А жена после того застолья сдружилась с рыбачкой Соней и реально ходила с ней на рыбалку. В первый раз я сам пошёл с ними «чтобы посмотреть» во что это выльется. Рано утром часов в пять мы вышли с Соней из дома, спустились к нашему причалу у старой крепости Хагуа, где чуть левее его была пришвартована флотилия лодок местных рыбаков. Соня нашла свою лодку, сняв замки и цепь освободила вёсла и рассадив нас по лавкам ловко выгребла из скопища лодок на чистую воду, мне даже стало стыдно, а я здесь зачем? Но плыть далеко не надо было, всего лишь взмахов десять вёслами, так как пролив наш хоть и узкий, но очень глубокий, всего лишь в десяти метрах от берега сброшенный с лодки якорь мог достичь дна только размотав крепкую джутовую верёвку метров на двадцать.
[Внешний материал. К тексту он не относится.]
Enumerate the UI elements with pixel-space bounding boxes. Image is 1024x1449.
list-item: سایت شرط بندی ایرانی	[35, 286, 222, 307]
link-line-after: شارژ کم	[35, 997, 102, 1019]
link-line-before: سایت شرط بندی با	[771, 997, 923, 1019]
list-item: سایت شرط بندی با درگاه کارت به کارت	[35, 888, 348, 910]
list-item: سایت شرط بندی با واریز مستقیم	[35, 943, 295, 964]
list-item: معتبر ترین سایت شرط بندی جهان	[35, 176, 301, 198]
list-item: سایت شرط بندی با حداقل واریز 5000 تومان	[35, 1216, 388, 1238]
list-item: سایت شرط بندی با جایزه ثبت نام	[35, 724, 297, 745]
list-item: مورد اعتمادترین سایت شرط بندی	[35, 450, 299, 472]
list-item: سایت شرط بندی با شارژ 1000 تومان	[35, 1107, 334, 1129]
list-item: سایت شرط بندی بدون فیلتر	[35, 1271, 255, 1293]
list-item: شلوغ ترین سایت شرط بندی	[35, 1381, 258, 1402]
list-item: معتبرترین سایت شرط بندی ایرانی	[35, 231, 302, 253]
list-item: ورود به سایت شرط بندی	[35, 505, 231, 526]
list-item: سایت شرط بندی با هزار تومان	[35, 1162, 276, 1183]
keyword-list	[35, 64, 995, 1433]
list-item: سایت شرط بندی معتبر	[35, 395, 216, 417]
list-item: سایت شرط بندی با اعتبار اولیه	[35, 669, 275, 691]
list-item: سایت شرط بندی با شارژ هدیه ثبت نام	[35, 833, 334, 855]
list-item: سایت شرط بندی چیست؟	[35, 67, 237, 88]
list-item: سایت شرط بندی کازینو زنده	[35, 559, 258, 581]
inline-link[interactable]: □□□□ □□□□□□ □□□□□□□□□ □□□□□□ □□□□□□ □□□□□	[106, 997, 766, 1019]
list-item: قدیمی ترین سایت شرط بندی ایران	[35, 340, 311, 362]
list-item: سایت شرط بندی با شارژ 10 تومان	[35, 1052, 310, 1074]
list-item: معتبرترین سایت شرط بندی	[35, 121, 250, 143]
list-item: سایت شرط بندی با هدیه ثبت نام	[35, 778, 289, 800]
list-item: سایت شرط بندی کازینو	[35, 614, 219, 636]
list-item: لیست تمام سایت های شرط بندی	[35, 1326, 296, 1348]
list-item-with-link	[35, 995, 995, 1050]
Став крепко на якорь и раздав нам снасти «донки» в виде большой катушки с леской, грузилом и крючками, на которые она быстро насадила кусочки кальмаров. Соня показала нам, как надо опустить снасть до дна, почувствовав его, чуть приподнять и на большом пальце ладони нежно контролируя натяжение лески при этом чуть-чуть поддёргивать её. При поклёвке рыбы надо было резко подсечь и быстро вытаскивать леску с добычей из воды. Главное при этом была не добыча, а аккуратное сматывание вытаскиваемой лески из воды кругами около себя, чтобы она не запуталась и не дай бог запутала леску соседа в узкой лодке. Потому что материться Рыбачка Соня могла как хороший одесский биндюжник несмотря на своё высшее образование. Соня первой подала пример быстро вытащив большую плоскую рыбу «тарелку», похожую на нашу черноморскую камбалу, но блестящую в серебряной чешуе и с глазами по обеим сторонам туловища. Потом почувствовал поклёвку и я, вытащив «тарелку» чуть меньше, а затем с диким восторгом и моя жена, при этом она от радости и избытка чувств чуть не перевернув лодку. С соседних лодок тоже слышались довольные возгласы и судорожные движения вытаскиваемых снастей. Рыба здесь шла косяками из моря в залив и можно было наловить её много, но проходил косяк довольно быстро и всё замирало, ни у кого ничего не клевало и можно было сворачивать удочки. Соня говорила, что данными о времени прохода косяков рыбы по проливу делились конечно местные рыбаки на основе своих многолетних наблюдений. А так, без таких рыбацких подсказок, можно просидеть в лодке хоть весь день и зацепить только случайного морского чёрта.